Divo hanya diam, tak menanggapi sepatah katapun dari perempuan itu. Dipegangnya tangan perempuan itu. Menepikannya dari wajahnya. Mata perempuan manis itu pun tersentak terbuka. Dilihatnya Divo tengah memperhatikannya dengan seksama. Memperhatikan wajahnya, dan memperhatikan matanya. Semua terlihat jelas dimata perempuan itu kalau Divo tengah memandangnya. Seperti ada sensasi tersendiri saat Divo melihatnya seperti itu. Tatapan Divo tajam. Dengan bibir yang sedikit disunggingkan, tapi tetap terlihat cool. Perempuan itu pun balik menatapnya pula. Dengan angkuh, tanpa ekspresi. Perempuan itu menatap mata Divo dalam-dalam. Seperti ada sesuatu di mata lelaki itu. Tak bisa dijelaskan dengan kata-kata.
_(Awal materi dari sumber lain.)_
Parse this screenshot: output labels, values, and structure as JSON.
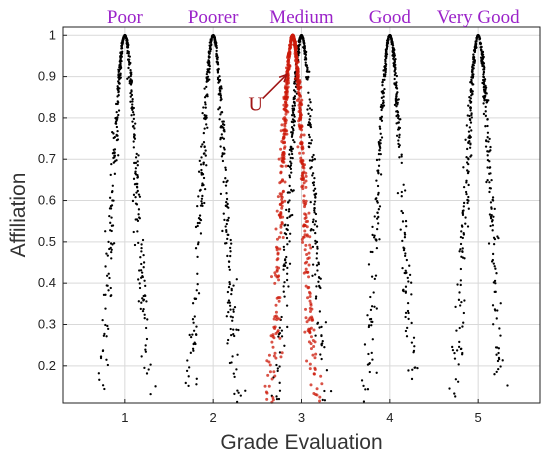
{
  "chart_data": {
    "type": "scatter",
    "xlabel": "Grade Evaluation",
    "ylabel": "Affiliation",
    "xlim": [
      0.3,
      5.7
    ],
    "ylim": [
      0.11,
      1.02
    ],
    "xticks": [
      "1",
      "2",
      "3",
      "4",
      "5"
    ],
    "yticks": [
      "0.2",
      "0.3",
      "0.4",
      "0.5",
      "0.6",
      "0.7",
      "0.8",
      "0.9",
      "1"
    ],
    "grid": true,
    "grade_labels": [
      {
        "label": "Poor",
        "x": 1
      },
      {
        "label": "Poorer",
        "x": 2
      },
      {
        "label": "Medium",
        "x": 3
      },
      {
        "label": "Good",
        "x": 4
      },
      {
        "label": "Very Good",
        "x": 5
      }
    ],
    "series": [
      {
        "color": "#000000",
        "cloud_model": {
          "Ex": 1,
          "En": 0.14,
          "He": 0.02
        },
        "points_count": 420
      },
      {
        "color": "#000000",
        "cloud_model": {
          "Ex": 2,
          "En": 0.14,
          "He": 0.02
        },
        "points_count": 420
      },
      {
        "color": "#000000",
        "cloud_model": {
          "Ex": 3,
          "En": 0.14,
          "He": 0.02
        },
        "points_count": 420
      },
      {
        "color": "#000000",
        "cloud_model": {
          "Ex": 4,
          "En": 0.14,
          "He": 0.02
        },
        "points_count": 420
      },
      {
        "color": "#000000",
        "cloud_model": {
          "Ex": 5,
          "En": 0.14,
          "He": 0.02
        },
        "points_count": 420
      },
      {
        "color": "#cc1a0a",
        "cloud_model": {
          "Ex": 2.9,
          "En": 0.13,
          "He": 0.02
        },
        "points_count": 700
      }
    ],
    "annotations": [
      {
        "text": "U",
        "points_to": {
          "x": 2.9,
          "y": 0.9
        }
      }
    ],
    "colors": {
      "label": "#9b23c9",
      "annotation": "#a01515",
      "highlight": "#cc1a0a",
      "points": "#000000"
    }
  }
}
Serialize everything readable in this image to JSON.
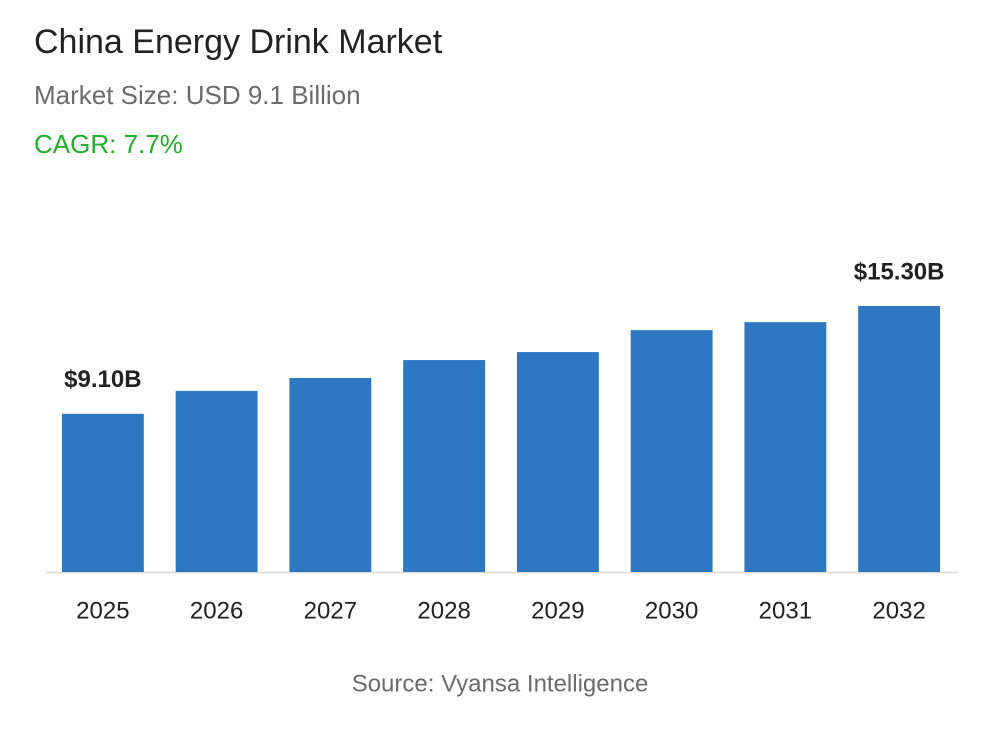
{
  "chart_data": {
    "type": "bar",
    "title": "China Energy Drink Market",
    "subtitle": "Market Size: USD 9.1 Billion",
    "cagr": "CAGR: 7.7%",
    "source": "Source: Vyansa Intelligence",
    "categories": [
      "2025",
      "2026",
      "2027",
      "2028",
      "2029",
      "2030",
      "2031",
      "2032"
    ],
    "values": [
      9.1,
      10.42,
      11.16,
      12.19,
      12.65,
      13.91,
      14.37,
      15.3
    ],
    "value_labels": [
      "$9.10B",
      null,
      null,
      null,
      null,
      null,
      null,
      "$15.30B"
    ],
    "color": "#2e78c2"
  }
}
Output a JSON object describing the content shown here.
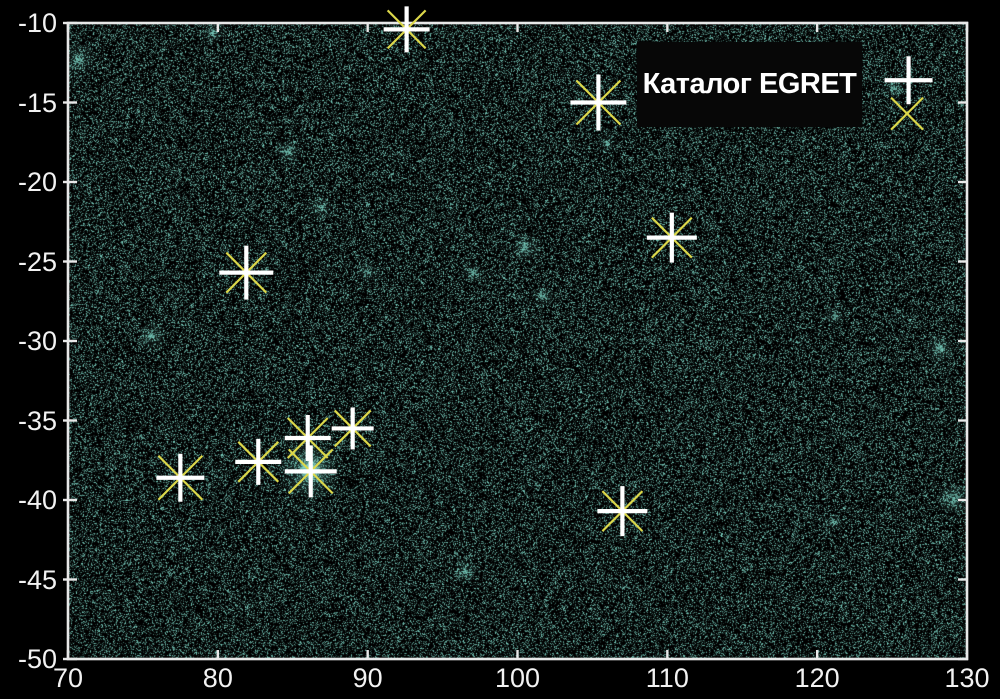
{
  "chart_data": {
    "type": "scatter",
    "title": "Каталог EGRET",
    "xlabel": "",
    "ylabel": "",
    "xlim": [
      70,
      130
    ],
    "ylim": [
      -50,
      -10
    ],
    "grid": false,
    "legend_position": "top-right",
    "x_tick_values": [
      70,
      80,
      90,
      100,
      110,
      120,
      130
    ],
    "x_tick_labels": [
      "70",
      "80",
      "90",
      "100",
      "110",
      "120",
      "130"
    ],
    "y_tick_values": [
      -10,
      -15,
      -20,
      -25,
      -30,
      -35,
      -40,
      -45,
      -50
    ],
    "y_tick_labels": [
      "-10",
      "-15",
      "-20",
      "-25",
      "-30",
      "-35",
      "-40",
      "-45",
      "-50"
    ],
    "sources": [
      {
        "x": 92.6,
        "y": -10.4,
        "plus": 46,
        "cross": 38
      },
      {
        "x": 105.4,
        "y": -15.0,
        "plus": 56,
        "cross": 44
      },
      {
        "x": 126.1,
        "y": -13.6,
        "plus": 48,
        "cross": 0
      },
      {
        "x": 126.0,
        "y": -15.7,
        "plus": 0,
        "cross": 32
      },
      {
        "x": 110.3,
        "y": -23.5,
        "plus": 50,
        "cross": 40
      },
      {
        "x": 81.9,
        "y": -25.7,
        "plus": 54,
        "cross": 40
      },
      {
        "x": 77.5,
        "y": -38.6,
        "plus": 48,
        "cross": 44
      },
      {
        "x": 82.7,
        "y": -37.6,
        "plus": 46,
        "cross": 40
      },
      {
        "x": 86.0,
        "y": -36.1,
        "plus": 46,
        "cross": 40
      },
      {
        "x": 86.2,
        "y": -38.2,
        "plus": 52,
        "cross": 44
      },
      {
        "x": 89.0,
        "y": -35.5,
        "plus": 42,
        "cross": 36
      },
      {
        "x": 107.0,
        "y": -40.7,
        "plus": 50,
        "cross": 40
      }
    ],
    "diffuse_sources": [
      {
        "x": 70.7,
        "y": -12.3,
        "r": 9,
        "i": 0.5
      },
      {
        "x": 79.7,
        "y": -10.6,
        "r": 6,
        "i": 0.5
      },
      {
        "x": 84.7,
        "y": -18.1,
        "r": 7,
        "i": 0.45
      },
      {
        "x": 86.8,
        "y": -21.6,
        "r": 7,
        "i": 0.45
      },
      {
        "x": 75.6,
        "y": -29.7,
        "r": 8,
        "i": 0.5
      },
      {
        "x": 90.0,
        "y": -25.7,
        "r": 6,
        "i": 0.4
      },
      {
        "x": 97.0,
        "y": -25.7,
        "r": 6,
        "i": 0.4
      },
      {
        "x": 100.5,
        "y": -24.1,
        "r": 8,
        "i": 0.55
      },
      {
        "x": 101.7,
        "y": -27.2,
        "r": 6,
        "i": 0.4
      },
      {
        "x": 86.2,
        "y": -38.1,
        "r": 16,
        "i": 1.0
      },
      {
        "x": 96.5,
        "y": -44.5,
        "r": 7,
        "i": 0.5
      },
      {
        "x": 121.2,
        "y": -28.4,
        "r": 5,
        "i": 0.45
      },
      {
        "x": 128.2,
        "y": -30.5,
        "r": 8,
        "i": 0.6
      },
      {
        "x": 129.1,
        "y": -39.9,
        "r": 9,
        "i": 0.65
      },
      {
        "x": 121.1,
        "y": -41.4,
        "r": 5,
        "i": 0.45
      },
      {
        "x": 106.0,
        "y": -17.5,
        "r": 5,
        "i": 0.35
      },
      {
        "x": 125.2,
        "y": -14.1,
        "r": 6,
        "i": 0.5
      }
    ],
    "noise": {
      "density": 0.36,
      "seed": 1234567,
      "base_rgb": [
        126,
        214,
        198
      ]
    }
  },
  "colors": {
    "background": "#000000",
    "noise_dots": "#7ed6c6",
    "marker_plus": "#ffffff",
    "marker_cross": "#dcd84a",
    "axis": "#e8e8e8",
    "tick_text": "#f2f2f2",
    "title_box_bg": "#070707",
    "title_text": "#ffffff"
  }
}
Drrrtttt. Drrrtttt. Handphone perempuan itu bergetar.
“Halo? Oh, iya mbak. Maaf. Iya ini Jeje udah ada didepan studio kok. Tunggu yeee,” kata perempuan itu.
“Ehm. Permisi..” ujar perempuan itu lagi sambil berlalu dari tempat itu. Peristiwa tatap-tatapan itu pun berakhir. Divo terpaku ditempat sambil memandangi perempuan itu masuk ke sebuah Radio Studio.
***
“Jeje? Hmmm.. namanya lucu. Kayak orangnya. Gue suka ngeliat matanya. Tatapannya tajam. Sama kayak gue,” ucap Divo dikamarnya. Mengingat kejadian tadi pagi, didepan Voice Studio. Peristiwa tatap-tatapan dengan wanita yang belum pernah dikenalnya namun sudah menarik hatinya. Membuat pikirannya kacau kemana-mana.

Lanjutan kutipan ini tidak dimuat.